Quand on a travaillé le samedi pendant un quart de siècle et qu’on ne le fait plus depuis six ans, il y a en soi, alors que se dessine un nouveau samedi, l’espèce d’euphorie qui anime celui qui fait l’école buissonnière. Du moins est-ce ce que je ressens. Même si l’hiver revient en force après une semaine où le printemps a flirté avec l’été.

Le ciel est plus gris que bleu, mais le café est chaud et crémeux. Et la vie est là. Avec sa brassée de mots. C’est plus qu’il n’en faut pour être heureux.

*toile de Lucy Doyle

Eleonora

Elle s’est éteinte, mais son sourire ne s’effacera pas. Celui qu’elle avait quand un geste du bras ou un simple regard de Yuli Turovsky lui indiquait le moment de se joindre à l’orchestre ou d’en prendre la vedette. Celui qu’elle avait à l’heure des applaudissements ou quand nous la croisions en sortant de la salle Tudor.

La violoniste, pédagogue et peintre Eleonora Turovsky s’est éteinte le 2 mars dernier.

Mais certaines images ne s’effaceront jamais.
Ainsi, ce concert d’I Musici où elle interprétait en 2009 The Lark Ascending de Ralph Vaughan Williams.

Une chose

Sommes-nous autre chose que doutes?
Qui saura affirmer sans lui-même être assailli d’un léger doute qu’il n’en est pas ainsi de nous?

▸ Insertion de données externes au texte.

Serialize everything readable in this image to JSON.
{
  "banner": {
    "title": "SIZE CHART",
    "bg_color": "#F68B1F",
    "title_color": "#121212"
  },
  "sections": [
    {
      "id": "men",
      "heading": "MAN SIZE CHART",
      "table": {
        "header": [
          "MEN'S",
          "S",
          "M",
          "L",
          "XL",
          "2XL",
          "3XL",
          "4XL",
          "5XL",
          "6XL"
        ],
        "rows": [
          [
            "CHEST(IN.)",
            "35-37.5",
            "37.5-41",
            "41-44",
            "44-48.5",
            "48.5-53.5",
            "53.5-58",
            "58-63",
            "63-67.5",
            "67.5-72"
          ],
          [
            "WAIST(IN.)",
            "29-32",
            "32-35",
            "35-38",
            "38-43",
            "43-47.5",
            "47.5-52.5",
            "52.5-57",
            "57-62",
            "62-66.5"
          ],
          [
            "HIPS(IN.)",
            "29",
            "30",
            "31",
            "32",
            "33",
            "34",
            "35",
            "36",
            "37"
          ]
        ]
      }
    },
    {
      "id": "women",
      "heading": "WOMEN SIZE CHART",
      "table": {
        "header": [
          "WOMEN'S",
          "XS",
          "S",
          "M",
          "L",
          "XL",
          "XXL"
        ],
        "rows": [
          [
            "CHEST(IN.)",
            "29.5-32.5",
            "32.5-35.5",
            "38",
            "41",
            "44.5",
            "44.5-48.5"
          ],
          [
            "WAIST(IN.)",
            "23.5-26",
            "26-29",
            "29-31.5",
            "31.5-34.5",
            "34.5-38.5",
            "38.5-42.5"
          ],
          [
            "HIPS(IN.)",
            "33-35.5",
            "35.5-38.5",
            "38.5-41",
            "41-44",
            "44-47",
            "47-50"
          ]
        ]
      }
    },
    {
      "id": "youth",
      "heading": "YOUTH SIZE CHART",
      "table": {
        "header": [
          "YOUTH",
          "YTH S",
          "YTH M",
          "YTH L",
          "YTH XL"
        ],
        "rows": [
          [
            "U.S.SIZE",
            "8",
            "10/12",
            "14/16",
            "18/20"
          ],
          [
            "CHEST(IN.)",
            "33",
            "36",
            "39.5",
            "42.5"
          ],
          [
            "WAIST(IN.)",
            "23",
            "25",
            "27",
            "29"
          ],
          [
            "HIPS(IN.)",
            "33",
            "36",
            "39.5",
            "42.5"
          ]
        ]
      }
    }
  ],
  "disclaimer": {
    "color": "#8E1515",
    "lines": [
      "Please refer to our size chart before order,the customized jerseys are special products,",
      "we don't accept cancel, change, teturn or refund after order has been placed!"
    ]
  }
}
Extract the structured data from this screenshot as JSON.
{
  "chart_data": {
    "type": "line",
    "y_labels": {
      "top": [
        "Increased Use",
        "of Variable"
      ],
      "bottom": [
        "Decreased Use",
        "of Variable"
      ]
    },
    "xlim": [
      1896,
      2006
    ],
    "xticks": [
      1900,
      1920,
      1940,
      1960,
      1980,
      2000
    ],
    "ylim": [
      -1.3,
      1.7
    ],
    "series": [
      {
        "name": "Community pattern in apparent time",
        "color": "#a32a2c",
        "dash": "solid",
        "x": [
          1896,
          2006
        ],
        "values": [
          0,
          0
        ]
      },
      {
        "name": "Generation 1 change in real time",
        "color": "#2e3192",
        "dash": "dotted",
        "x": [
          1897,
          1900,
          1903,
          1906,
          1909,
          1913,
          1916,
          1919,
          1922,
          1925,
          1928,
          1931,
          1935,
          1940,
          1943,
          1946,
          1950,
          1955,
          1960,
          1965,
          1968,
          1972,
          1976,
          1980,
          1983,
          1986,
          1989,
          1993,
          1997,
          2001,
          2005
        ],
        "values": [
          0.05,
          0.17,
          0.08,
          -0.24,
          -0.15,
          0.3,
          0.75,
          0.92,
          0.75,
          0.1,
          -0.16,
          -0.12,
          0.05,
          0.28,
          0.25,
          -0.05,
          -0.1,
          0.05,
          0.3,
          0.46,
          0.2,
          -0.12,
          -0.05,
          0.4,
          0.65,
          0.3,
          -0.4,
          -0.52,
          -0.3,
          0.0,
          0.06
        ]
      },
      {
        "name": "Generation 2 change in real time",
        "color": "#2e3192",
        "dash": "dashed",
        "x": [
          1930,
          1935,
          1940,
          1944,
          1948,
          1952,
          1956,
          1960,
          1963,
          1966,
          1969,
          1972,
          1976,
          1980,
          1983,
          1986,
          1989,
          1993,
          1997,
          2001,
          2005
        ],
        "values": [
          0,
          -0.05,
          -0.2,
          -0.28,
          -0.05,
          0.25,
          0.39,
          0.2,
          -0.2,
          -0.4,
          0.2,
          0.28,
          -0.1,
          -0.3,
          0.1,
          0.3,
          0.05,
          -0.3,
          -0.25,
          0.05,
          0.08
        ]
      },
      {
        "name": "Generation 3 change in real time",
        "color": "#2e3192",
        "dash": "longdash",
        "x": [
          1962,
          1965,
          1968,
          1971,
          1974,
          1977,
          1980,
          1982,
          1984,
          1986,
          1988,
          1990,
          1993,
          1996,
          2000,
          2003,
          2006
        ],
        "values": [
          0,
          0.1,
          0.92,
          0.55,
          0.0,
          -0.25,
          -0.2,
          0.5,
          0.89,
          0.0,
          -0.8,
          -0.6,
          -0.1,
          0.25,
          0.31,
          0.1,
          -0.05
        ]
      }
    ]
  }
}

Sommes-nous autre chose que questions?
Qui saura dans une seule réponse affirmer que ce n’est pas le cas?

Je sais une chose.
Je suis en permanence doutes et questions.
C’est une des rares choses que je puisse dire tout haut.

*toile de Marie Josèphe James

Dites-moi

Tant de livres et si peu de temps.
Tous les jours, le même constat.

Tant de livres.
Pourquoi les journées n’ont-elles que 24 heures?

Dites-moi.

*toile d’Alexandra Nikolaevna Pregel

Au hasard d’un forum

Vous vous dites que ça ne fait rien. Que vous n’allez pas vous laisser toucher par ça. Que ces mots qui ont croisé votre chemin au cours d’une recherche sur la toile ne vont rien changer. Que les gens peuvent bien penser ce qu’ils veulent et même le dire tout haut sur un forum. Mais.

Mais le mal est fait. Et vous tournez les pages de votre album avec en tête les mots vitrioliques. Des mots qui vous ont coupé les ailes alors que vous aimiez tant ce pays qui est le vôtre et que vous soignez avec passion jour après jour depuis plus de six ans. Et vous avez beau vous dire que ce ne sont que des mots, qu’ils appartiennent à une petite poignée de gens dont certains ont fréquenté vos pages un temps, il y a une flamme qui vacille. Vous vous demandez si vous serez en mesure de la rallumer.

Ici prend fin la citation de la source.